Educated by Tara Westover
Holy guacamole, what a story! A memoir of a woman who never set foot in a classroom until she went to college. Growing up in a Mormon survivalist family in Idaho, Tara both adored her family and suffered greatly from their isolation from the rest of the world. I listened to her narrate this book, and I think it was even better that way. You won’t forget this story. Ever.
Being Mortal by Atul Gawande
This book tackles a question every person will have to confront someday: how do you want to die? Dr. Gawande is a fantastic, vibrant storyteller, whether he’s talking about his 109-year-old grandfather checking his farm by horseback, or how one doctor transformed a nursing home into a vibrant place of life and beauty. The book excoriates the American healthcare system for pouring money into medical care and procedures that do nothing to improve the patient’s quality or length of life, and asks the most important questions we’ll all have to answer someday. A unique mix of humor, fact, science for non-scientists and inspiration to live and die well.was perfection.
Bare Minimum Parenting: The Ultimate Guide to Not Quite Ruining Your Child by James Breakwell
Oh, parents! Read this book and free yourself from the blood sport that parenting has become! With humor, insight and honesty, smart-ass James Breakwell tells you what no other parenting book has the guts to say — relax. You and the kids will be just fine.
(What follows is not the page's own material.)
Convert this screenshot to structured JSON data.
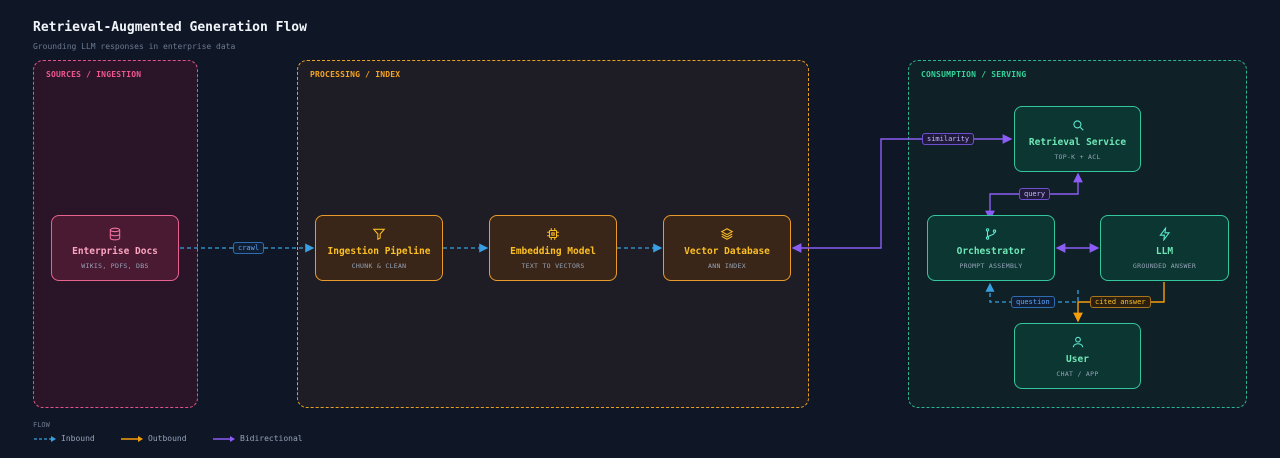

When Breath Becomes Air by Paul Kalanithi
A memoir of a neurosurgeon’s residency and his discovery that he has cancer, this book is tragic, graceful, honest and fascinating. Dr. Kalanithi talks openly about the pressure doctors are under to obfuscate with patients, how mistakes are made, the grueling training required to become a neurosurgeon and the personal toll it takes. As his skills increase, so does his kindness and empathy as he faces patients and families with grave illness. The tragic irony is that, at age 36, he learns he has stage IV lung cancer. His desire to live battles with what he knows as a physician, and what he wants as a husband, father and son. But to me, the most powerful part of the book is the epilogue, written by Dr. Lucy Kalanithi, Paul’s wife. The grace, eloquence and strength of both husband and wife are nothing short of miraculous. This is a book I’ll never forget.
Maybe You Should Talk to Someone by Lori Gottlieb
I seem to be on a kick of reading about psychologists. This is a warm, funny, touching memoir about Lori Gottlieb, television executive turned medical student turned psychologist (some people are more blessed with brains than others). Lori, a successful therapist, decides to seek out some professional help for herself after her fiancé dumps her unexpectedly. Her own dawning realizations are interspersed with chapters about her clients…Julie, the young woman who finds out she has an aggressive cancer after her honeymoon; John, the obnoxious, arrogant, successful television writer who hates everyone; Rita, an admittedly terrible mother, now in her sixties, contemplating suicide if her life doesn’t improve, but determined not to improve it. Throughout the book, we see patients who improve and patients who don’t…and how even a trained psychologist can get in—and eventually out of—her own way. Written with honesty and insight and humor, it’s one of the better memoirs I’ve read this year.